Edited 2 times. Last edit by Tucson K Bagley on 28th July 2013 2:46am
@ Moville Not necessarily. A well optimized PC game like say Skyrim can run 1080p @ 60fps on a 1GB GPU. Heck that game can run near console and level on an ultrabook. It all depends on the developer. Also with new consoles basically being PCs optimization should be even easier than before. People should get more multiplat performance out of their GPUs this generation than any before it.
Edited 1 times. Last edit by Nicholas Pantazis on 28th July 2013 11:48pm
"Vblank Entertainment's PS4 developer head Brian Provinciano has told the media that the report froM Digital Foundry about PS4 only has 3.5GB of memory available for games, is "absolutely false". While not going into details, he mentioned that games can access a combination of both "Direct Memory" and "Flexible Memory", which makes up the 8GB RAM in the system. There are games in development that uses 6GB of RAM."
Nevertheless with 16GB becoming standard, simply due to the low price, future games designed for the PC will have to be dumbed down considerably for inclusion in future consoles, Console games have alas been holding back PC's for years by keeping most of them to puny console ports, be nice when some dev's show to the full potential or at least some of it given the lack of years of optimisations of people's PC's for once, the new shared architecture will have positive effect on PC games, its clear by now PC's aren't going anywhere, and the fact that the entire industry has been focused on Consoles and now Tablets (like many people actually play games on tablets and mobiles.... they might buy a couple, but the only time I've ever found the need to play them was either a on an plane with nothing better to do, or b outside a dentists office with nothing better to do, controls are terrible, gameplay restrictive as a result, not tbh very fun, kids and casuals might continue to buy mobile games, but not all gamers like mobile gaming, and the lousy experience you get doing it, anyone who likes even a shred of immersion will avoid them )but never on PC games seems daft to say the least, their justification for this is one excuse about how PC is dying and not mainstream after the other, yet the most successful games of all time have appeared on PC, and game controllers whilst fine for many times of game play are still not nearly as precise as mouse and keyboard control. which restricts many games. and PC audience > consoles, make games beautiful enough and they'll happily upgrade their pc's to run this new class of games.
That's not to say consoles don't have their uses or games that suit them fine, its just there is and should be space for both in the industry, and publishers have put their thumbs in their ears and hummed away to the tune that only console games matter for so long that when the thumbs finally come out, it may be to late to adjust to a more balanced approach, and the increased profits that will come with it, before new companies or methodologies beat them to it, alas some have now added tablets to the humming tune, reality is no single platform holds the key to success, its dipping into them all in their strengths that should matter, its the fault of publishers and dev's that when as the valve hardware survey shows, the majority of gamers have 64 bit os and dx11, yet the majority of PC games cater only to 32 bit ones with dx11 if present as an afterthought as best, that shows publishers and developers are wildly out of touch with the market, maximum profits rarely come from being so out of touch with your audience.
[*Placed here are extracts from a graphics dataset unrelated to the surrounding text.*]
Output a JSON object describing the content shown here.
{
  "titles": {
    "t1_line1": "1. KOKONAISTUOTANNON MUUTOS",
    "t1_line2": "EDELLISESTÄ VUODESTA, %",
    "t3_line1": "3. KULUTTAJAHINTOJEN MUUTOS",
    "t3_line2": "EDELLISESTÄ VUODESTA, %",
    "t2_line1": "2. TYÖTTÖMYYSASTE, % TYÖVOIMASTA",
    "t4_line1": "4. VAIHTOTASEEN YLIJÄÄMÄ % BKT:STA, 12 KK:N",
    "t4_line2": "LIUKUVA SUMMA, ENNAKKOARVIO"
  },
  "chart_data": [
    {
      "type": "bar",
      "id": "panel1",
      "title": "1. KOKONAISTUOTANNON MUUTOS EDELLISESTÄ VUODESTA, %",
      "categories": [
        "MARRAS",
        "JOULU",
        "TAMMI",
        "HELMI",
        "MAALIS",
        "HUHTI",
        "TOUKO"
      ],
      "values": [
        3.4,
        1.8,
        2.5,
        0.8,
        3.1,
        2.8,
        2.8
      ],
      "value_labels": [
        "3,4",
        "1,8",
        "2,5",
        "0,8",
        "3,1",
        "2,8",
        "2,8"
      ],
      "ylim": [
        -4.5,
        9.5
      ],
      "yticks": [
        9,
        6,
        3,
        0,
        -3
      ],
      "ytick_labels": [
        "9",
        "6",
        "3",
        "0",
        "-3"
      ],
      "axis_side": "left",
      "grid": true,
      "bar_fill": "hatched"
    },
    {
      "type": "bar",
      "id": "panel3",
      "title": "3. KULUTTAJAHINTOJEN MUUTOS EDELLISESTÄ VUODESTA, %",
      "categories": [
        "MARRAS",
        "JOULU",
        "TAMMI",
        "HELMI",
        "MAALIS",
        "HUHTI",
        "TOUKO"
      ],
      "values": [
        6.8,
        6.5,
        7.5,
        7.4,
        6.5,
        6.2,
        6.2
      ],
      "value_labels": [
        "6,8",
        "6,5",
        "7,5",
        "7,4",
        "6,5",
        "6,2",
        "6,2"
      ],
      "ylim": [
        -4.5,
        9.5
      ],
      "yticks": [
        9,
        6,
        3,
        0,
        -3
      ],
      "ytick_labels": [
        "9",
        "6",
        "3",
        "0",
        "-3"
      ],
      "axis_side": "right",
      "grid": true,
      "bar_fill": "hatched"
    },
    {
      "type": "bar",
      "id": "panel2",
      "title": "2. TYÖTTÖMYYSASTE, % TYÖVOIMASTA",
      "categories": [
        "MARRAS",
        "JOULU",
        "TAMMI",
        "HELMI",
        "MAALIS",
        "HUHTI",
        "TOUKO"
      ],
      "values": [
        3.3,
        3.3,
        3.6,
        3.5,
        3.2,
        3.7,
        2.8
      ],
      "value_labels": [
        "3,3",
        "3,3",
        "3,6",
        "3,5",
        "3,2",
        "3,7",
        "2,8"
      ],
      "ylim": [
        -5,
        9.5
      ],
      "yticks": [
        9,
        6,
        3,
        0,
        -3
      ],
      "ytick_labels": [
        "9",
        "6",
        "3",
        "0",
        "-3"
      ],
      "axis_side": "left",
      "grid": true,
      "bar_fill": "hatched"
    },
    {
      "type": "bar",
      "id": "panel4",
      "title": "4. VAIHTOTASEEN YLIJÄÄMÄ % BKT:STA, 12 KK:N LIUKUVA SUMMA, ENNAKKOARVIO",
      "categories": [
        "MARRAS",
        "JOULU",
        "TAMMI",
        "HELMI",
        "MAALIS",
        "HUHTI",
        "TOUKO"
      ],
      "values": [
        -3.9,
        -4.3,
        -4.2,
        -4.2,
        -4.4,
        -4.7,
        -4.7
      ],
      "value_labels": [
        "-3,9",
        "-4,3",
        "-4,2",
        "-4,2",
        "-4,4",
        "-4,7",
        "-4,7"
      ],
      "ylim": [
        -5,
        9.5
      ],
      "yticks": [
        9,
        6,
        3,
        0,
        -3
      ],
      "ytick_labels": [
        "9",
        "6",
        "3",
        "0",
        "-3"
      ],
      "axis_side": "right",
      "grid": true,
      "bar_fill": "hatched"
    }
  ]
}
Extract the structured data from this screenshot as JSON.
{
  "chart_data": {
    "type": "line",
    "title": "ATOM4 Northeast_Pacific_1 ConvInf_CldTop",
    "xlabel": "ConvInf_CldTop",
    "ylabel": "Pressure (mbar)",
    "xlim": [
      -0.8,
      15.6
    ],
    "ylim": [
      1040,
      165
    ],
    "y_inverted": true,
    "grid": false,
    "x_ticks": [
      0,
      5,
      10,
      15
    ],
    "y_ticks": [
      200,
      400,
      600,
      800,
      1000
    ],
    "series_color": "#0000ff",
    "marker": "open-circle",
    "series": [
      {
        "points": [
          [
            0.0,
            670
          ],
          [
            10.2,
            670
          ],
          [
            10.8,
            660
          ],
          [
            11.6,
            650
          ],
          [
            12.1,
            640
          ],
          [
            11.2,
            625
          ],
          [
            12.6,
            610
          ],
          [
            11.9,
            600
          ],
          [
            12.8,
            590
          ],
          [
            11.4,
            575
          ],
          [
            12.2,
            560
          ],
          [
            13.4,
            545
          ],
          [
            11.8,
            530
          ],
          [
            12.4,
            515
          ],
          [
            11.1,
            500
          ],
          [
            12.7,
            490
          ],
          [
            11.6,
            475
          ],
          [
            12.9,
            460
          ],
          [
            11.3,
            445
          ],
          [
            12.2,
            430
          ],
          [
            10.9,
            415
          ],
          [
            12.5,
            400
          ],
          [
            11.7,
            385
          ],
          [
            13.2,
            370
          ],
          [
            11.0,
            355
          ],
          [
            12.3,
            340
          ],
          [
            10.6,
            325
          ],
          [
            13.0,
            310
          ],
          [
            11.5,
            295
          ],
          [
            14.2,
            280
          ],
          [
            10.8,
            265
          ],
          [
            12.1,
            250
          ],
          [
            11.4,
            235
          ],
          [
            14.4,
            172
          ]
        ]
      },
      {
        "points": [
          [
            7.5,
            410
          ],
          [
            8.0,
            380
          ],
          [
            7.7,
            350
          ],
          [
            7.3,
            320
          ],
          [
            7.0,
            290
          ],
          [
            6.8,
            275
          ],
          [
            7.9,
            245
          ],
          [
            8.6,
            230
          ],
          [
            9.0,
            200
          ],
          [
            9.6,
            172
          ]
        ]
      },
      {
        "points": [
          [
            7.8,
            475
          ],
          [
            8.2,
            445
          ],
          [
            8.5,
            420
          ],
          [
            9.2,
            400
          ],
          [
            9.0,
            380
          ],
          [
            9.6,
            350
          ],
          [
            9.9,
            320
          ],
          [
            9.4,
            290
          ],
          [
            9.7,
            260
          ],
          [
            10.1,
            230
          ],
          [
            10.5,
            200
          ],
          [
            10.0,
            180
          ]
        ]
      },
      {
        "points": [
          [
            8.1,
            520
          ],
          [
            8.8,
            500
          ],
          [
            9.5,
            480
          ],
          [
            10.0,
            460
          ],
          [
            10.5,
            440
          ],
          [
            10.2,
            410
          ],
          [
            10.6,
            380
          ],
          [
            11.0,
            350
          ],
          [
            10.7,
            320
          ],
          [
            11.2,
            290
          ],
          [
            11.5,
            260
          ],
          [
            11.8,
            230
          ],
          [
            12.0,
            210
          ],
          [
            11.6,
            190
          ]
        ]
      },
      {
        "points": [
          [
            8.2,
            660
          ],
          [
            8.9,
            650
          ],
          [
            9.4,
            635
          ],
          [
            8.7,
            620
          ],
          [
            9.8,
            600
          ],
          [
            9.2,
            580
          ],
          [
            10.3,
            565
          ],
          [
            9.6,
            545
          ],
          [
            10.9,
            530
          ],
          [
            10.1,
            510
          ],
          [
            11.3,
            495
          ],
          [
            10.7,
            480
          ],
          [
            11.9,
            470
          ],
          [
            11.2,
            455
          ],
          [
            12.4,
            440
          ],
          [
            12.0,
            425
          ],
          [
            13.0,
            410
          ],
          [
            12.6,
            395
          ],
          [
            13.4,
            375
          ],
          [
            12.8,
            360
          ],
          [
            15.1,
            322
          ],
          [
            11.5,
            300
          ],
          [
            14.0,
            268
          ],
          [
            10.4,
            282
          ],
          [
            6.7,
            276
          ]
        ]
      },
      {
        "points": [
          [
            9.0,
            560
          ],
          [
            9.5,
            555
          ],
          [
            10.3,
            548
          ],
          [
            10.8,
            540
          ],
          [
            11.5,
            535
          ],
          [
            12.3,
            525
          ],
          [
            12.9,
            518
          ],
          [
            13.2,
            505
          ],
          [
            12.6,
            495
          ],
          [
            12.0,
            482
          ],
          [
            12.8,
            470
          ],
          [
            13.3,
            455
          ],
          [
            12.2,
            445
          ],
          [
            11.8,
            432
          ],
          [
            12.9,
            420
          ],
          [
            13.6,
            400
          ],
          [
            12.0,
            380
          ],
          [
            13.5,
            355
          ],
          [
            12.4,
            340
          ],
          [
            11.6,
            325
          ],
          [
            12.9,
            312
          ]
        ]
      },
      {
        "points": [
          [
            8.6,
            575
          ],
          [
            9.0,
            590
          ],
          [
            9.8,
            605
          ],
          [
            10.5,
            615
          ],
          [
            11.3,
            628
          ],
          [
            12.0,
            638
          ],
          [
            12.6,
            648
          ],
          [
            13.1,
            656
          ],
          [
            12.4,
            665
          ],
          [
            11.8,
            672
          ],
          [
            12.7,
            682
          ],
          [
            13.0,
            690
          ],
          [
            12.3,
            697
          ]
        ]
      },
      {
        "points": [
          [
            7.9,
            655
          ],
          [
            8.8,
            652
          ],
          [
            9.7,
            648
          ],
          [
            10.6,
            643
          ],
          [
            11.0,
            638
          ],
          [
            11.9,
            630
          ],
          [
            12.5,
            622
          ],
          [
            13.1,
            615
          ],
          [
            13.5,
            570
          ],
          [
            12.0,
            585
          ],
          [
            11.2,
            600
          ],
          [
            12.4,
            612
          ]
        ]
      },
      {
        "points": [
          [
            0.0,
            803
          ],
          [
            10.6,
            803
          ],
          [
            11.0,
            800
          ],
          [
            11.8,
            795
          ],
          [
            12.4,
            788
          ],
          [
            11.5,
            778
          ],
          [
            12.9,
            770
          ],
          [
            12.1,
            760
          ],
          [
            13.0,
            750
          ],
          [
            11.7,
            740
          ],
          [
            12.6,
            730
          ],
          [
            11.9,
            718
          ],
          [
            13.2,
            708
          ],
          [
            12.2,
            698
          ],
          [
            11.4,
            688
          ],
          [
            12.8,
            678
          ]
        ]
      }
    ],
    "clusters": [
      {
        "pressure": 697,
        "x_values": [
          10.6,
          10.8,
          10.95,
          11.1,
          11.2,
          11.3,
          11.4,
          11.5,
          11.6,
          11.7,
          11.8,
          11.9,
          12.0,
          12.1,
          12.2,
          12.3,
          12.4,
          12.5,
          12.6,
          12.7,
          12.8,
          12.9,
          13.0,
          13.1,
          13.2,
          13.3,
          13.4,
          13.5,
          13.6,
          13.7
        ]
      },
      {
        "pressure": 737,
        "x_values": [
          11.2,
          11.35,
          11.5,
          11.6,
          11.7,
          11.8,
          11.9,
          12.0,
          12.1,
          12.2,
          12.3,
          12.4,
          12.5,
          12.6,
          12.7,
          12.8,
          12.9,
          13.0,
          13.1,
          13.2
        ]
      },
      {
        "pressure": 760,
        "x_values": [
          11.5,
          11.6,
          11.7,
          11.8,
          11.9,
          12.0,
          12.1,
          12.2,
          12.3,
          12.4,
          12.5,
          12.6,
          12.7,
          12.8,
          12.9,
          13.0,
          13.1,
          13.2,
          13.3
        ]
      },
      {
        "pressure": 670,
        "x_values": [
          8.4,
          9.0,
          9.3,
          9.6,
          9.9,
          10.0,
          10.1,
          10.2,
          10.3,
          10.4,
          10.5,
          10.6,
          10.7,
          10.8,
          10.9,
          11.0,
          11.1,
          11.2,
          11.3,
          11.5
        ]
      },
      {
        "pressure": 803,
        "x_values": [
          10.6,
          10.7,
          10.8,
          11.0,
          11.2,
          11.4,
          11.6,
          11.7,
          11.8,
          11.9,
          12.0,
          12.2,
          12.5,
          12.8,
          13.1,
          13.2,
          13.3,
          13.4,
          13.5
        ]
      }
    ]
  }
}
PC gamers have been seeking games that fully utilize their pcs for years but have yet to see any, even crysis 3 itself was ram limited.
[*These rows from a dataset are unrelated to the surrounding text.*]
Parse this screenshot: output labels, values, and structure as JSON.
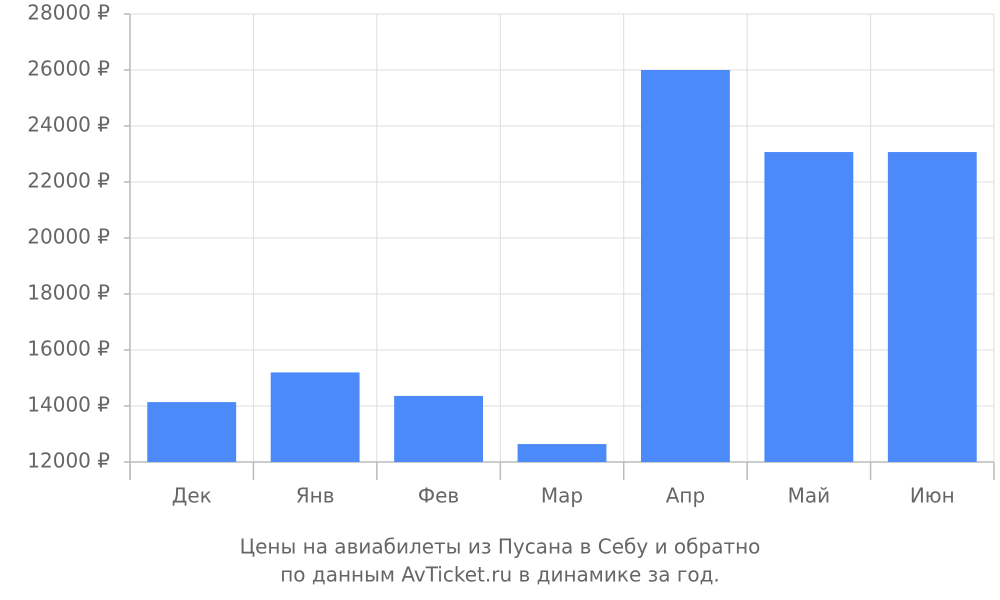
{
  "chart_data": {
    "type": "bar",
    "title": "Цены на авиабилеты из Пусана в Себу и обратно",
    "subtitle": "по данным AvTicket.ru в динамике за год.",
    "categories": [
      "Дек",
      "Янв",
      "Фев",
      "Мар",
      "Апр",
      "Май",
      "Июн"
    ],
    "values": [
      14140,
      15200,
      14360,
      12640,
      26000,
      23070,
      23070
    ],
    "color": "#4d8af9",
    "ylim": [
      12000,
      28000
    ],
    "yticks": [
      {
        "value": 12000,
        "label": "12000 ₽"
      },
      {
        "value": 14000,
        "label": "14000 ₽"
      },
      {
        "value": 16000,
        "label": "16000 ₽"
      },
      {
        "value": 18000,
        "label": "18000 ₽"
      },
      {
        "value": 20000,
        "label": "20000 ₽"
      },
      {
        "value": 22000,
        "label": "22000 ₽"
      },
      {
        "value": 24000,
        "label": "24000 ₽"
      },
      {
        "value": 26000,
        "label": "26000 ₽"
      },
      {
        "value": 28000,
        "label": "28000 ₽"
      }
    ],
    "grid": true
  }
}
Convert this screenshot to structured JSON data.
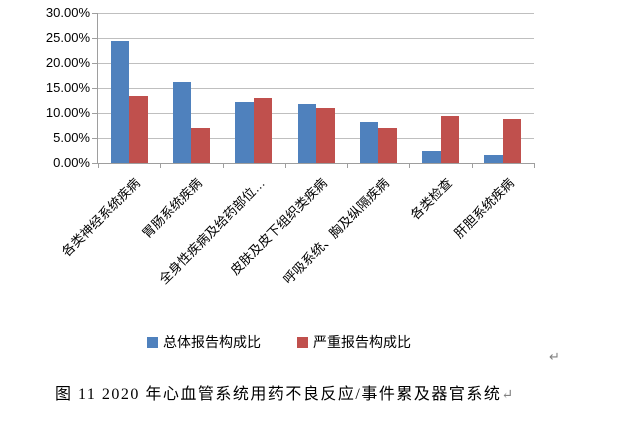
{
  "chart_data": {
    "type": "bar",
    "title": "",
    "xlabel": "",
    "ylabel": "",
    "categories": [
      "各类神经系统疾病",
      "胃肠系统疾病",
      "全身性疾病及给药部位…",
      "皮肤及皮下组织类疾病",
      "呼吸系统、胸及纵隔疾病",
      "各类检查",
      "肝胆系统疾病"
    ],
    "series": [
      {
        "name": "总体报告构成比",
        "color": "#4F81BD",
        "values": [
          24.4,
          16.3,
          12.2,
          11.9,
          8.2,
          2.4,
          1.7
        ]
      },
      {
        "name": "严重报告构成比",
        "color": "#C0504D",
        "values": [
          13.5,
          7.1,
          13.0,
          11.1,
          7.1,
          9.5,
          8.9
        ]
      }
    ],
    "ylim": [
      0,
      30
    ],
    "ytick_step": 5,
    "ytick_labels": [
      "30.00%",
      "25.00%",
      "20.00%",
      "15.00%",
      "10.00%",
      "5.00%",
      "0.00%"
    ],
    "grid": true,
    "legend_position": "bottom",
    "axis_color": "#9e9e9e",
    "gridline_color": "#bfbfbf"
  },
  "caption": {
    "text": "图 11  2020 年心血管系统用药不良反应/事件累及器官系统",
    "return_mark": "↵"
  },
  "stray_return_mark": "↵"
}
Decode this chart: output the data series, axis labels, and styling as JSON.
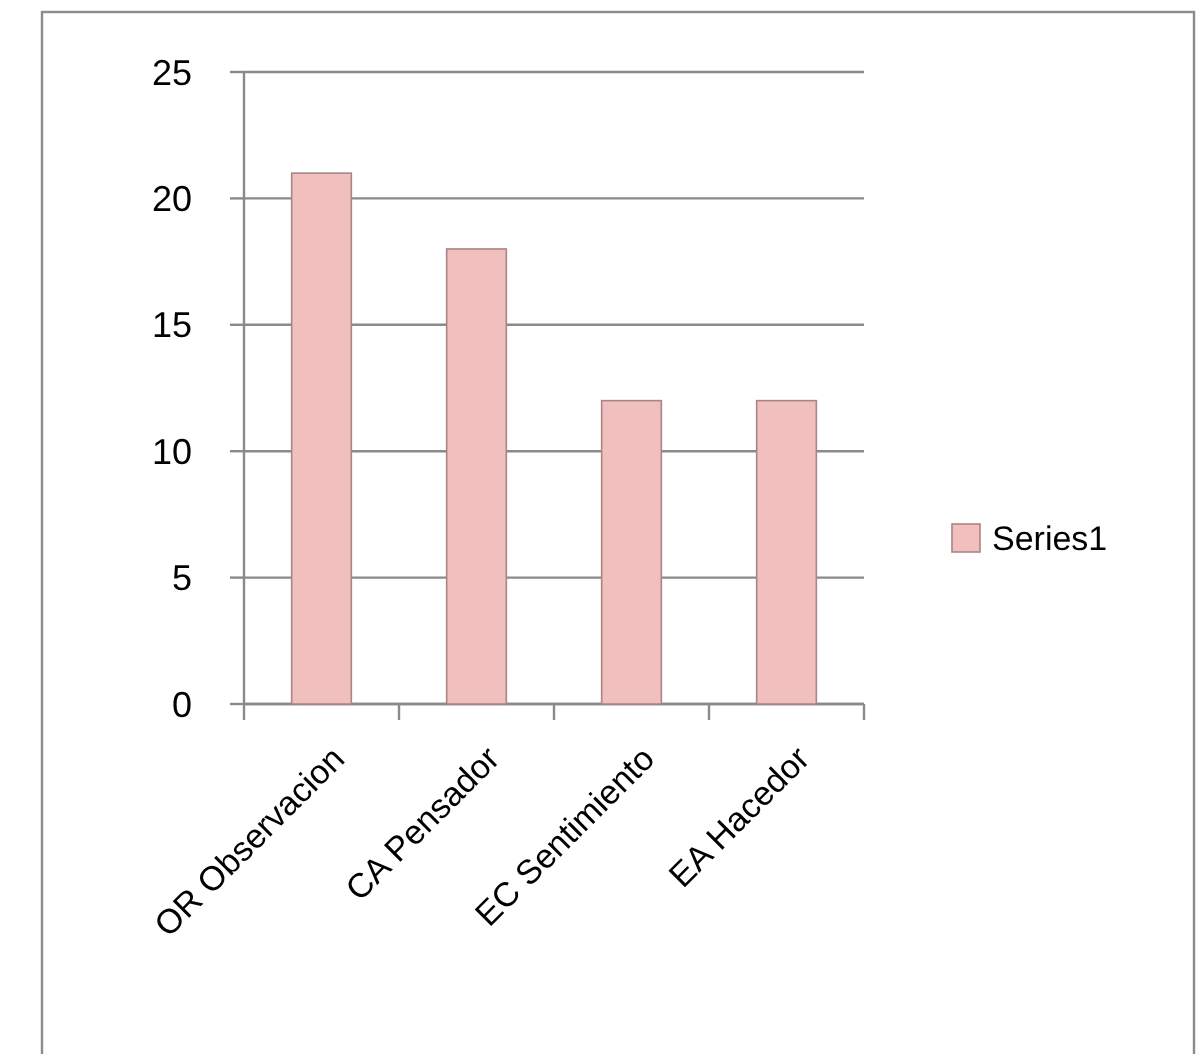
{
  "chart_data": {
    "type": "bar",
    "categories": [
      "OR Observacion",
      "CA Pensador",
      "EC Sentimiento",
      "EA Hacedor"
    ],
    "series": [
      {
        "name": "Series1",
        "color": "#f2bfbf",
        "values": [
          21,
          18,
          12,
          12
        ]
      }
    ],
    "ylim": [
      0,
      25
    ],
    "yticks": [
      0,
      5,
      10,
      15,
      20,
      25
    ],
    "grid": "y",
    "legend": "right"
  }
}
Still from the comments the accuracy of this seemt to be in question, 3.5GB for a console os does seem a little extreme given the step up from what they previously had to deal with, I doubt they'd go to all the trouble of going to 8GB ram then hobble their new platform quite so badly as to make only 4.5GB available for most games of the bat, sure console developers will run into a RAM wall within a few years, but not quite that early me thinks.